Birinci Dünya Savaşıyla Osmanlıyı çökerten güçler Ortadoğu haritasını cetvelle çizerken, kurulmasına izin verdikleri yeni devletler arasında sürekli ihtilaf konusu olma istidadındaki pürüzleri de adeta birer saatli bomba gibi döşemişler.
Osmanlıyı tasfiye sürecinin son aşaması olan Lozan Andlaşmasıyla, misak-ı milli sınırları dahilinde kabul edilen Musul ve Kerkük’ün Türkiye Cumhuriyeti sınırları dışında bırakılması bunlardan biri.
Türkmen ahalisiyle birlikte.
Aynı şey Suriye’nin kuzeyindeki Türkmenler için de geçerli. Son günlerde gündeme gelen Bayırbucak halkı dahil.

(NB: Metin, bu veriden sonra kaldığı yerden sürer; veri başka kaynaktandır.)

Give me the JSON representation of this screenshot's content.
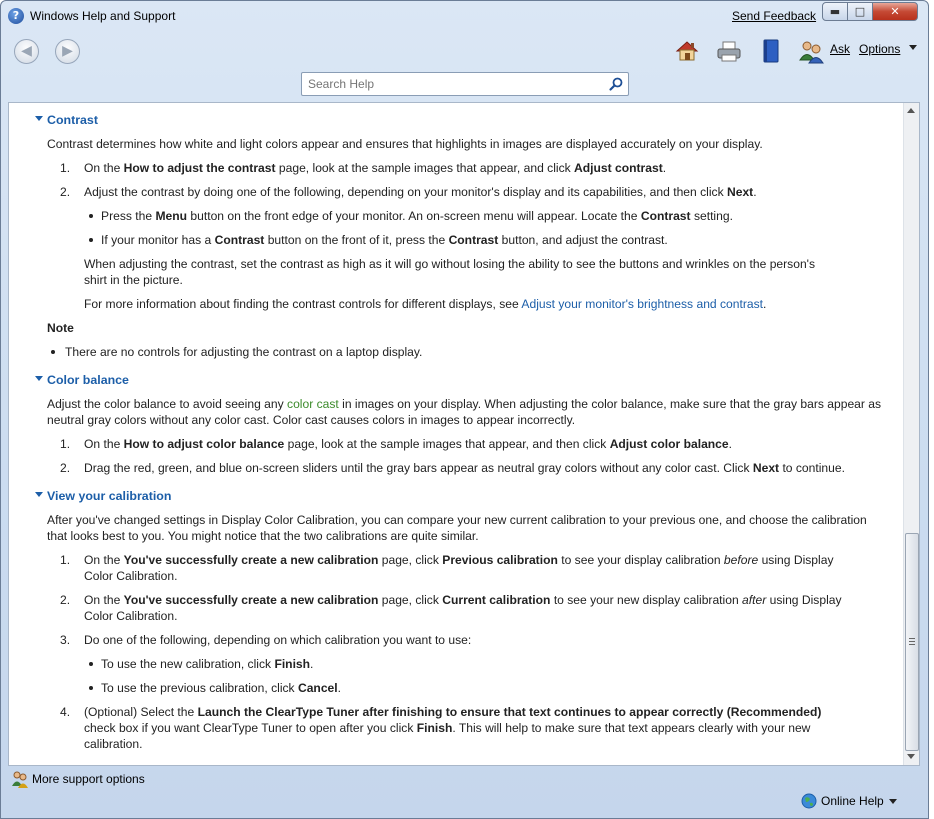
{
  "window": {
    "title": "Windows Help and Support",
    "send_feedback": "Send Feedback",
    "min_glyph": "▬",
    "max_glyph": "□",
    "close_glyph": "✕"
  },
  "toolbar": {
    "back_glyph": "◀",
    "forward_glyph": "▶",
    "ask_label": "Ask",
    "options_label": "Options"
  },
  "search": {
    "placeholder": "Search Help"
  },
  "article": {
    "contrast": {
      "heading": "Contrast",
      "intro": "Contrast determines how white and light colors appear and ensures that highlights in images are displayed accurately on your display.",
      "step1_num": "1.",
      "step1_a": "On the ",
      "step1_b": "How to adjust the contrast",
      "step1_c": " page, look at the sample images that appear, and click ",
      "step1_d": "Adjust contrast",
      "step1_e": ".",
      "step2_num": "2.",
      "step2_a": "Adjust the contrast by doing one of the following, depending on your monitor's display and its capabilities, and then click ",
      "step2_b": "Next",
      "step2_c": ".",
      "b1_a": "Press the ",
      "b1_b": "Menu",
      "b1_c": " button on the front edge of your monitor. An on-screen menu will appear. Locate the ",
      "b1_d": "Contrast",
      "b1_e": " setting.",
      "b2_a": "If your monitor has a ",
      "b2_b": "Contrast",
      "b2_c": " button on the front of it, press the ",
      "b2_d": "Contrast",
      "b2_e": " button, and adjust the contrast.",
      "p1_line1": "When adjusting the contrast, set the contrast as high as it will go without losing the ability to see the buttons and wrinkles on the person's",
      "p1_line2": "shirt in the picture.",
      "p2_a": "For more information about finding the contrast controls for different displays, see ",
      "p2_link": "Adjust your monitor's brightness and contrast",
      "p2_b": ".",
      "note_heading": "Note",
      "note_text": "There are no controls for adjusting the contrast on a laptop display."
    },
    "color_balance": {
      "heading": "Color balance",
      "intro1_a": "Adjust the color balance to avoid seeing any ",
      "intro1_link": "color cast",
      "intro1_b": " in images on your display. When adjusting the color balance, make sure that the gray bars appear as",
      "intro2": "neutral gray colors without any color cast. Color cast causes colors in images to appear incorrectly.",
      "step1_num": "1.",
      "step1_a": "On the ",
      "step1_b": "How to adjust color balance",
      "step1_c": " page, look at the sample images that appear, and then click ",
      "step1_d": "Adjust color balance",
      "step1_e": ".",
      "step2_num": "2.",
      "step2_a": "Drag the red, green, and blue on-screen sliders until the gray bars appear as neutral gray colors without any color cast. Click ",
      "step2_b": "Next",
      "step2_c": " to continue."
    },
    "calibration": {
      "heading": "View your calibration",
      "intro1": "After you've changed settings in Display Color Calibration, you can compare your new current calibration to your previous one, and choose the calibration",
      "intro2": "that looks best to you. You might notice that the two calibrations are quite similar.",
      "step1_num": "1.",
      "step1_a": "On the ",
      "step1_b": "You've successfully create a new calibration",
      "step1_c": " page, click ",
      "step1_d": "Previous calibration",
      "step1_e": " to see your display calibration ",
      "step1_f": "before",
      "step1_g": " using Display",
      "step1_line2": "Color Calibration.",
      "step2_num": "2.",
      "step2_a": "On the ",
      "step2_b": "You've successfully create a new calibration",
      "step2_c": " page, click ",
      "step2_d": "Current calibration",
      "step2_e": " to see your new display calibration ",
      "step2_f": "after",
      "step2_g": " using Display",
      "step2_line2": "Color Calibration.",
      "step3_num": "3.",
      "step3": "Do one of the following, depending on which calibration you want to use:",
      "b1_a": "To use the new calibration, click ",
      "b1_b": "Finish",
      "b1_c": ".",
      "b2_a": "To use the previous calibration, click ",
      "b2_b": "Cancel",
      "b2_c": ".",
      "step4_num": "4.",
      "step4_a": "(Optional) Select the ",
      "step4_b": "Launch the ClearType Tuner after finishing to ensure that text continues to appear correctly (Recommended)",
      "step4_l2_a": "check box if you want ClearType Tuner to open after you click ",
      "step4_l2_b": "Finish",
      "step4_l2_c": ". This will help to make sure that text appears clearly with your new",
      "step4_l3": "calibration."
    }
  },
  "status": {
    "more_support": "More support options",
    "online_help": "Online Help"
  },
  "colors": {
    "link": "#1c5ea8",
    "color_cast_link": "#3c8b2b"
  },
  "icons": [
    "help-icon",
    "back-arrow-icon",
    "forward-arrow-icon",
    "home-icon",
    "print-icon",
    "browse-help-icon",
    "ask-icon",
    "search-icon",
    "more-support-icon",
    "globe-icon"
  ]
}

Lozan’dan sonra Türkiye Kıbrıs ve Batı Trakya Türkleri gibi, Irak ve Suriye Türkmenleriyle de irtibatını neredeyse tamamen koparmış ve hiç ilgilenmemiş.
Çok partili demokrasiye geçildikten sonra Türkçülük esası üzerine kurulan partilerin onları provokatif tavır ve söylemlerle gündeme getirmeleri ise fayda değil zarar vermiş ve sıkıntıya yol açmış.
Bu gibi hallerde Saddam ve Esad rejimlerinin baskı ve zulmü daha da artmış.